There is a range of really interesting articles in this edition of SCRIPT-ed, probably the most important being the draft text of the lecture by South Africa's Supreme Court Judge Cameron held at the University of Edinburgh, Tuesday 19 October 2004. Highly recommended and lucidly indicative of the incredible importance in the modern world of the arcane, obscure, abstract subject with the eye-glazing label "intellectual property."
"Without patents or a comparable system of rewards and/or incentives, the drugs that can save six million lives in the developing world would probably not exist. Yet the system that made possible their creation helps ensure that the drugs remain inaccessible to those who need them most desperately.
The rights to exclusivity that lie at the heart of patent enforcement were developed in conditions of affluence that ill suit the conditions of most of the world’s people: in particular, those nations most severely affected by the world-wide AIDS pandemic. Yet despite significant progress in asserting the entitlement of poor nations to exploit knowledge productively to counter the ill effects of AIDS, those nations themselves have done relatively little to expand access.
Some, at least, of this inaction must be ascribed not to the formal constraints of international patent enforcement – for they after courageous activist interventions have been significantly relaxed – but to the constraining power of those with most to gain from continuingly rigid enforcement of that system.
True appreciation of the value of the patent idea demands resistance to this trend. In some cases, this could entail the comprehensive adoption and active use of the public health safeguards identified at Doha. In others, it could entail a departure from certain forms of IP protection in respect of certain innovations, such as product patents for pharmaceuticals. But in many – if not most – developing country scenarios, this might require much more, quite possibly including the adoption of new methods to encourage innovation and commercialisation.
One possibility is to replace market exclusivity with a royalty-based system in which any company that produces safe and effective generic medicines can sell its product and pay a percentage of the sale price to the patent holder. What constitutes a reasonable royalty would have to be determined to ensure a careful balancing of incentives to innovate versus increasing access. This would mean particularly low – or no – royalties in respect of products produced for developing countries."
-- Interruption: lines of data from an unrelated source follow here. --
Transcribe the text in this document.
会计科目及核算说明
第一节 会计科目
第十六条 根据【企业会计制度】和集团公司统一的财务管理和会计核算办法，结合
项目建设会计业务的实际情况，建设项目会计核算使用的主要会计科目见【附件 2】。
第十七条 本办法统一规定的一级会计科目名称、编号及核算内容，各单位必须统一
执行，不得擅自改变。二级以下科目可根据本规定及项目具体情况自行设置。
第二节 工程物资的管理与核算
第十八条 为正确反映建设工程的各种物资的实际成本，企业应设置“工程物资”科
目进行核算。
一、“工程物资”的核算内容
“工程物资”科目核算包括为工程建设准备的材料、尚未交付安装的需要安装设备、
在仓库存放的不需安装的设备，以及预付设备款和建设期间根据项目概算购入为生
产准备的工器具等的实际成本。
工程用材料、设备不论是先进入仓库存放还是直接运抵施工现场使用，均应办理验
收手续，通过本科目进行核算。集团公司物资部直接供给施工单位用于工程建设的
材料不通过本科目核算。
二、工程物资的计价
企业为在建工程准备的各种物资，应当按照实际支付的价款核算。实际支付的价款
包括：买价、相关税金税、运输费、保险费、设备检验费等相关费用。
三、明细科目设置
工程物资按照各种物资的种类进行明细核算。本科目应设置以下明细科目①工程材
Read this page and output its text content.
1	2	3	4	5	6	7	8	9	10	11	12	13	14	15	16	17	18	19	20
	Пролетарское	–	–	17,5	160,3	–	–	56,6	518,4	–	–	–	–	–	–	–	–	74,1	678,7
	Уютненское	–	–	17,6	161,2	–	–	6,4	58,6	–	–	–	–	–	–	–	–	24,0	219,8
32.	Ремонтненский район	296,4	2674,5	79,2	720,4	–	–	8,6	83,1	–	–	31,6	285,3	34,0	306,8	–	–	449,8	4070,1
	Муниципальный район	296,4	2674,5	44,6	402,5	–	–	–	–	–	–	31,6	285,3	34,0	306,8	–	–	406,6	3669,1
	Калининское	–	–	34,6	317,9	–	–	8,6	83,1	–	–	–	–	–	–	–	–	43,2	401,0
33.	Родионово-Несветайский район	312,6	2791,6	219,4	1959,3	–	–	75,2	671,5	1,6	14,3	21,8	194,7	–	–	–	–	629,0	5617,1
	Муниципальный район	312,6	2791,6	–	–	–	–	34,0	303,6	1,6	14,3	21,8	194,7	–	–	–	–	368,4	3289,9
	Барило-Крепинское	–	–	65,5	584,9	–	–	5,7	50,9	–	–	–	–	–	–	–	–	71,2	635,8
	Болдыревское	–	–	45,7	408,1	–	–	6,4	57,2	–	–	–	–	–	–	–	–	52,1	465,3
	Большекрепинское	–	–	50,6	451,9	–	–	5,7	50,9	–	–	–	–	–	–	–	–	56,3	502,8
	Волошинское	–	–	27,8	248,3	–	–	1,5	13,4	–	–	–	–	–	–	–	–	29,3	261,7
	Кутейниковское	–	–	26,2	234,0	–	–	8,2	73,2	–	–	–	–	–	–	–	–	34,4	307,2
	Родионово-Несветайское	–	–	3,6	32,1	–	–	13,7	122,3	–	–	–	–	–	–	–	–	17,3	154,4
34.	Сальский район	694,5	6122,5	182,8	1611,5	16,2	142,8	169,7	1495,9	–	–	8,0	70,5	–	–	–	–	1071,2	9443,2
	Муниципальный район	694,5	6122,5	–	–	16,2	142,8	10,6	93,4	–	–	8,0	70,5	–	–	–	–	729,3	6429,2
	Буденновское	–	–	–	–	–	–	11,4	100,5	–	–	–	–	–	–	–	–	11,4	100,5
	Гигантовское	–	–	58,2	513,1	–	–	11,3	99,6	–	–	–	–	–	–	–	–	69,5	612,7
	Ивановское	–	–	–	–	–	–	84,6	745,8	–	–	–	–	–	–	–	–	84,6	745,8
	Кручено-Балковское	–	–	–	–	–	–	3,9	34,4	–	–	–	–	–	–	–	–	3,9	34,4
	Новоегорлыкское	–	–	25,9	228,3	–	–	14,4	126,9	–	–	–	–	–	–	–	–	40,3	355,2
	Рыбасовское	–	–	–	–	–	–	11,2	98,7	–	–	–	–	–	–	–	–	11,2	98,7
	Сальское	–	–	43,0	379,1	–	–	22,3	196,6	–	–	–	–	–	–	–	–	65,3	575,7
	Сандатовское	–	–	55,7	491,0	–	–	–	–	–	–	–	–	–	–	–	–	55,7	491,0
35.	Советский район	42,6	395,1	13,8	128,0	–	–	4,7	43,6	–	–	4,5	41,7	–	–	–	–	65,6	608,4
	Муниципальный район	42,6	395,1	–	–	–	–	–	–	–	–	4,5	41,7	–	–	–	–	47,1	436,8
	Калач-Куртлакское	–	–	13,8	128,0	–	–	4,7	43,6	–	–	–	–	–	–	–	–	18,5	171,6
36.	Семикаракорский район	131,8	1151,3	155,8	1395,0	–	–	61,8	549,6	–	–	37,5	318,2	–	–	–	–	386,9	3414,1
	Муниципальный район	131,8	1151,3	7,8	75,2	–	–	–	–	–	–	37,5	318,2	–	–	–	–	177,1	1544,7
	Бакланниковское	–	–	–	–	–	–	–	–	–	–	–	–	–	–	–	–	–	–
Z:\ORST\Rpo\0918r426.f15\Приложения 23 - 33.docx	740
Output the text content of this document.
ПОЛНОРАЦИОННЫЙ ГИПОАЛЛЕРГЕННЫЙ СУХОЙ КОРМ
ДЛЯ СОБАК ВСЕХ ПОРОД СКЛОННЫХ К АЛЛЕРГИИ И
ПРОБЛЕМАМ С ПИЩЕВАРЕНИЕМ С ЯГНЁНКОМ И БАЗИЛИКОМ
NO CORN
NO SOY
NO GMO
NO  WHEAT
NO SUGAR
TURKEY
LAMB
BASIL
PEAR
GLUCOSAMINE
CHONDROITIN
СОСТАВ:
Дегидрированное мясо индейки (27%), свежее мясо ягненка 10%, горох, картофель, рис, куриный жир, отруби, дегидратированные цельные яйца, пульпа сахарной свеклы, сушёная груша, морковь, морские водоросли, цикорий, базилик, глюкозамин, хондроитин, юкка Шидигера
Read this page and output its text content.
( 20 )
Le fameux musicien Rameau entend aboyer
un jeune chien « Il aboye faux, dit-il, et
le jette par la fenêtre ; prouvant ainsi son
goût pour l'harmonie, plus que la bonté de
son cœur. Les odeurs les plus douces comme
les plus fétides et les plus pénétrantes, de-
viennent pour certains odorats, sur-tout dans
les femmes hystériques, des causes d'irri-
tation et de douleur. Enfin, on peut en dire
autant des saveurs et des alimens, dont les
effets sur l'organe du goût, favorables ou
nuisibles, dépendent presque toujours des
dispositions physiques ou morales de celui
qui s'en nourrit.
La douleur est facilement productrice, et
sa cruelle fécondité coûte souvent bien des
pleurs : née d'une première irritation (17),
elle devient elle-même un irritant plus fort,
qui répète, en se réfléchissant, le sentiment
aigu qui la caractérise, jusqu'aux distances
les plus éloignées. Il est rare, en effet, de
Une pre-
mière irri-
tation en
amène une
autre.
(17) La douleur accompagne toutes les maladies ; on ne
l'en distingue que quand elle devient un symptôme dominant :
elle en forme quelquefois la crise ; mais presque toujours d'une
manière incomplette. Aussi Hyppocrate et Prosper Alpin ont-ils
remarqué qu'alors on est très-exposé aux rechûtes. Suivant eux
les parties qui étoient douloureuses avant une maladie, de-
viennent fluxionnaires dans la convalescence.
Wednesday, December 15, 2004
Apple shut Real out of the iPod
As predicted by James Boyle in August, following the ridiculous dispute between RealNetworks and Apple over Real selling songs for the iPod, Apple have updated the iPod's software. Songs purchased from Real's online retail store will apparently no longer play on the iPod. As James said,
"You could tell it was a bizarre feud by the statement Apple issued, one strangely at odds with the Palo Alto Zen-chic the company normally projects. “We are stunned that RealNetworks has adopted the tactics and ethics of a hacker to break into the iPod, and we are investigating the implications of their actions under the DMCA [Digital Millennium Copyright Act] and other laws.” What vile thing had RealNetworks done? They had developed a program called Harmony that would allow iPod owners to buy songs from Real’s Music Store and play them on their own iPods. That’s it...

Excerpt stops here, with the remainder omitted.